Executivos da zona do euro, da Siemens à PSA Peugeot Citroën, dizem que uma saída da Grécia do bloco comunitário poderia ameaçar a recuperação econômica justo num momento em que a região vêm recuperando sua força.

Embora o impacto direto uma saída da Grécia do euro (que vem sendo chamada de "Grexit", mistura em inglês de "Grécia" e "saída") possa ser pequeno fora do país, os efeitos secundários poderiam propagar-se para toda a economia da região na forma de queda na confiança e nos investimentos. Essa propagação não seria boa para os lucros, segundo o executivo-chefe da Peugeot, Carlos Tavares.

"Qualquer coisa que possa desestabilizar a frágil economia europeia, é ruim para nossos negócios", disse. "Os europeus vêm reconquistando lentamente certa confiança, o que vem levando a uma melhora nos gastos e, portanto, no mercado automotivo."

Após patinar por anos, a economia da região beneficia-se de uma confluência de circunstâncias favoráveis. O crescimento vem sendo estimulado pela desvalorização do euro, pela queda dos preços do petróleo e pelo programa do Banco Central Europeu (BCE) de compra de € 1,1 trilhão em títulos de dívidas. O PIB da zona do euro cresceu 0,4% no primeiro trimestre.

Depois de terem caído para o menor patamar histórico neste ano, os rendimentos dos títulos soberanos de dez anos da Espanha e Itália subiram mais de 1 ponto percentual, diante do impasse nas negociações na Grécia e da expectativa de alta nos juros nos EUA. Isso se traduz numa elevação do custo de empréstimos para as empresas.

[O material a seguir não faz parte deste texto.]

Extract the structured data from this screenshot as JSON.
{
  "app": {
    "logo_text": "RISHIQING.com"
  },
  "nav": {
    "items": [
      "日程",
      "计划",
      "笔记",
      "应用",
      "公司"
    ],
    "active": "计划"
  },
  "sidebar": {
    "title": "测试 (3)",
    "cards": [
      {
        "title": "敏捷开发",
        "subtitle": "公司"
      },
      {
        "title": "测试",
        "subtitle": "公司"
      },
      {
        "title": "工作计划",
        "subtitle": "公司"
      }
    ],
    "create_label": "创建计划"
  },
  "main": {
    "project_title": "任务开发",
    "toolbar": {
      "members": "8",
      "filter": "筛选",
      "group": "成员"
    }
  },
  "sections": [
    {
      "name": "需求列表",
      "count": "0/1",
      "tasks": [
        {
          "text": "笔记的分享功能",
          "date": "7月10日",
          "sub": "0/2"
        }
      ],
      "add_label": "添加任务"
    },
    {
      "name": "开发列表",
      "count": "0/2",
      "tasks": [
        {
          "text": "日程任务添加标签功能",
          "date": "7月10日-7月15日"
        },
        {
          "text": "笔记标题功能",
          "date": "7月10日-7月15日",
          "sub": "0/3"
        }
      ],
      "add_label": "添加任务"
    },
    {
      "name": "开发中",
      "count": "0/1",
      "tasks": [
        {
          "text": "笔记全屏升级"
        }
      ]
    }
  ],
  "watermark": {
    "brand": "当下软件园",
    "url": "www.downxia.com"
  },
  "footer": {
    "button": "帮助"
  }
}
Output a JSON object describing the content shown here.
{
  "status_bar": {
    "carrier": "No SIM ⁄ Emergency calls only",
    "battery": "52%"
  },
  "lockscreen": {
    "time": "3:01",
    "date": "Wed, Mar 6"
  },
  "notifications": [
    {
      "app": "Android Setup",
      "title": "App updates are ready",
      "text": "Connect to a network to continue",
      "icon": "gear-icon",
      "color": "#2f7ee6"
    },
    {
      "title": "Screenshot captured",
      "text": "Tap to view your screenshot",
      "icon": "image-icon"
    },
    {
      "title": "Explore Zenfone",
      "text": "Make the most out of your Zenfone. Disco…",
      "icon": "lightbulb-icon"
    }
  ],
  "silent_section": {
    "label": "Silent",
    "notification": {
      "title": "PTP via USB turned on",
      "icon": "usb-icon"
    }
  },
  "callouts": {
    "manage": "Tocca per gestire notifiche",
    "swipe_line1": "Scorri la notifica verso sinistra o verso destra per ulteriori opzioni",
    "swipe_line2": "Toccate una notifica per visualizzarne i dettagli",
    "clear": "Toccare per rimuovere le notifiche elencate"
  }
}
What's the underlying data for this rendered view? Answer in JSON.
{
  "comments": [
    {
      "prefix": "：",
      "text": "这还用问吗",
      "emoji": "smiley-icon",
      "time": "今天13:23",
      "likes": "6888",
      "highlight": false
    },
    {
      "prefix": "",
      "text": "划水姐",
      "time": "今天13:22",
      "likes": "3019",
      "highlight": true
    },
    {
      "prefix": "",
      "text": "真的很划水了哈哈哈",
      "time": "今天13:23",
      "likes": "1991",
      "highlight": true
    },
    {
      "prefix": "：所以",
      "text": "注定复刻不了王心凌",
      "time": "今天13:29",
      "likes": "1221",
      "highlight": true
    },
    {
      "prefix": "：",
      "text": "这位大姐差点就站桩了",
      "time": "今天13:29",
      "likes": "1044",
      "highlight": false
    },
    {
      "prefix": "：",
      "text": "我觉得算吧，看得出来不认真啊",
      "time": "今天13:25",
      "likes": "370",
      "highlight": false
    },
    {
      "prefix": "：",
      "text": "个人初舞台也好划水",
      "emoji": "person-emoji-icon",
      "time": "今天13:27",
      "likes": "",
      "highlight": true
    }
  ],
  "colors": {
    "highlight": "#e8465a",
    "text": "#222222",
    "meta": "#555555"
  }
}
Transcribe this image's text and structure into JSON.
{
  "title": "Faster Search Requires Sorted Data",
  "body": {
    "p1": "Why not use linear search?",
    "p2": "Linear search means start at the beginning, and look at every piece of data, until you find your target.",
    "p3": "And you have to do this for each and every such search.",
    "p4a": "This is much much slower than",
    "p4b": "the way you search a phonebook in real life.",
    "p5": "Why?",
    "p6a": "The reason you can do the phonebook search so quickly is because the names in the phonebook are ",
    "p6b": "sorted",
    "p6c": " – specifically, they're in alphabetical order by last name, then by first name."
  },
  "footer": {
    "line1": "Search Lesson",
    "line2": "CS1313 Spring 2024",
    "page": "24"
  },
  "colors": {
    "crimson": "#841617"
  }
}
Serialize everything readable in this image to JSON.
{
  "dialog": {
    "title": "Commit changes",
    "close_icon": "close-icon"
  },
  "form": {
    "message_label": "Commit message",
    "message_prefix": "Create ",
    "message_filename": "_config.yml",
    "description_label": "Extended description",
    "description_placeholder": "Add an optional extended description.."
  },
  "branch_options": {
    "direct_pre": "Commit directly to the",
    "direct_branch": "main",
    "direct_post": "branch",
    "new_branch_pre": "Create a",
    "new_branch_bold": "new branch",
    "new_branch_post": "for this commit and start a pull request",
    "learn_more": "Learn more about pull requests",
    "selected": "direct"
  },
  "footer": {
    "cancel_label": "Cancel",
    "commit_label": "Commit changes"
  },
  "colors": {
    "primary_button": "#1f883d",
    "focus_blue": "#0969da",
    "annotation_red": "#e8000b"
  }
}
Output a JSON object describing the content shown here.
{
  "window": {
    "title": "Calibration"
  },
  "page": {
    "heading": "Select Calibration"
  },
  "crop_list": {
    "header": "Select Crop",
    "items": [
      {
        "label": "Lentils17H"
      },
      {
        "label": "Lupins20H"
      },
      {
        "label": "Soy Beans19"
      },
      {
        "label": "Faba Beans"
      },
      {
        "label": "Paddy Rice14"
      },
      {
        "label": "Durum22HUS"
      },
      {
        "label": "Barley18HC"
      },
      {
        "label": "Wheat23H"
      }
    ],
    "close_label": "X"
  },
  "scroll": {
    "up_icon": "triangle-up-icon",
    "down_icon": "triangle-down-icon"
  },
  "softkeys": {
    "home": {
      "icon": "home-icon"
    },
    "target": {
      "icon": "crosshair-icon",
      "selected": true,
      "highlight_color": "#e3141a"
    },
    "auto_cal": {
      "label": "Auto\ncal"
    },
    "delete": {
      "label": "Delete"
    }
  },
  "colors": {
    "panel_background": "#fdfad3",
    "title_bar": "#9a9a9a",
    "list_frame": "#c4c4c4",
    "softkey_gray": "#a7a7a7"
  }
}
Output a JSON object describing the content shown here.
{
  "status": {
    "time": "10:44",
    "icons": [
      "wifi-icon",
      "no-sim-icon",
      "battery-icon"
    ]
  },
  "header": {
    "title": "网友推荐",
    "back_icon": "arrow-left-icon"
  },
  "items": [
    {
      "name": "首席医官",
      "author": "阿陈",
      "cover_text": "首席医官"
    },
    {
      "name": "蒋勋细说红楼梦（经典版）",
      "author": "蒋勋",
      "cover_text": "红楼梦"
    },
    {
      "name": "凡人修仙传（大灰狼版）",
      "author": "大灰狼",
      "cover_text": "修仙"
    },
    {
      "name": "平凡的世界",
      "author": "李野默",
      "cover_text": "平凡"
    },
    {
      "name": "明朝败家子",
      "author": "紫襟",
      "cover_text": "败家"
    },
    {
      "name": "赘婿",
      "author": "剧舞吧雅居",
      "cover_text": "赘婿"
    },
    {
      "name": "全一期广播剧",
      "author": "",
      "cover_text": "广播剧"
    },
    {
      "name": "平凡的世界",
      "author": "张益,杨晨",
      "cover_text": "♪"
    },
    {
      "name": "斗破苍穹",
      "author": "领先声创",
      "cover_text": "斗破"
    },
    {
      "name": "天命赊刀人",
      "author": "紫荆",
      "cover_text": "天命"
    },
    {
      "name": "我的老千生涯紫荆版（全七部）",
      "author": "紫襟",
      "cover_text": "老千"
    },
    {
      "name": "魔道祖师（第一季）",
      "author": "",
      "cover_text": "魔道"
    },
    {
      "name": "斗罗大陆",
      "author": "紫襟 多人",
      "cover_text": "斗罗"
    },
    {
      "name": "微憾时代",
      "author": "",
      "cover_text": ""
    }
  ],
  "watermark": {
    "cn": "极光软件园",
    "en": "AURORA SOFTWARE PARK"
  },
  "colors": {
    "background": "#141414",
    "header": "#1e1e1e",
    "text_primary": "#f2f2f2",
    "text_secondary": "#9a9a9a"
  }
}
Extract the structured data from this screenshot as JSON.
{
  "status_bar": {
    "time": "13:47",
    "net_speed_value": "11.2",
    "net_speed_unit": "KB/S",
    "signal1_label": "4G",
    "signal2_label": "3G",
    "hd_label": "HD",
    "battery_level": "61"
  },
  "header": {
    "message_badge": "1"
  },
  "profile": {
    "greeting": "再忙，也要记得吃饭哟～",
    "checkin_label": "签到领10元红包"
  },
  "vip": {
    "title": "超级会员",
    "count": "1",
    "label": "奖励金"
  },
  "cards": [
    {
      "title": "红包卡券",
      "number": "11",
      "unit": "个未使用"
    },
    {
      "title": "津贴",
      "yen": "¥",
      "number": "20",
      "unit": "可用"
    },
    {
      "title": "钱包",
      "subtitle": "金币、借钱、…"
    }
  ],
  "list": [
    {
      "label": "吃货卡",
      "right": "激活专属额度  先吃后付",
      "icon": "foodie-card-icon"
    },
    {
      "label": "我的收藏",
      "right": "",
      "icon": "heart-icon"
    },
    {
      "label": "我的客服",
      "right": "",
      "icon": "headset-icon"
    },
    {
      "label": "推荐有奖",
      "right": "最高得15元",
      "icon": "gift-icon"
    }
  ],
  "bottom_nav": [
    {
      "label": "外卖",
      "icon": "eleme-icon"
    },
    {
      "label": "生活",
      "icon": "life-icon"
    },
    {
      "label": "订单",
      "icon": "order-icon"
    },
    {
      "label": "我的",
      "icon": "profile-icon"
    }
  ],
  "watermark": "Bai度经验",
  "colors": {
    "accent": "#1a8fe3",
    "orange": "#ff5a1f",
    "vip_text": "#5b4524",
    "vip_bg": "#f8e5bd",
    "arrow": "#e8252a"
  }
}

Uma saída da Grécia poderia prejudicar o "humor geral das bolsas e mercados financeiros", disse o executivo-chefe da Salvatore Ferragamo, fabricante de artigos de luxo, Michele Norsa. Ele acrescentou que o mercado grego não tem tamanho suficiente para ter grande impacto nas vendas. Ele disse acreditar que se evitará a saída da Grécia. "Isso não significa que a solução será imediata. Talvez vejamos meses de turbulência", afirmou.

O executivo-chefe da Siemens, Joe Kaeser, disse que a crise grega é uma de suas principais preocupações. "Há receio principalmente pelo aspecto econômico da Europa", disse Kaeser. Sua empresa vende cerca de € 30 bilhões na UE.

A falta de solução para os problemas da Grécia, após cinco anos, é fonte de frustração para o executivo-chefe da empresa de roupas de inverno Moncler, Remo Ruffini. "Temos de achar uma solução o mais breve possível e não continuar com pequenas soluções", disse Ruffini. "Para o nosso setor, [a Grécia] não é um grande mercado, mas poderia haver um forte impacto caso a Grécia saia do euro."

Há sinais de que o impasse na Grécia vem afetando a confiança. Em maio, o índice de confiança dos investidores na Alemanha caiu. O indicador de expectativas de analistas e investidores que tenta prever o desempenho da economia com seis meses de antecedência recuou em junho para o menor patamar desde novembro.

Algumas empresas podem sentir um impacto mais direto de uma saída da Grécia. A Deutsche Telekom poderia se ver forçada a dar baixa contábil no valor de sua participação de 40% na Hellenic, operadora de telefonia da Grécia, segundo a "Bloomberg Intelligence". Em 2014, essa operação gerou cerca de 6,4% do lucro (Ebtida) da maior operadora da Europa.

O investimentos em infraestrutura e na indústria poderia ser o mais afetado pela redução nos gastos decorrente de uma saída da Grécia, diz o analista Volker Stoll, do Landesbank Baden-Wuerttemberg, em Stuttgart.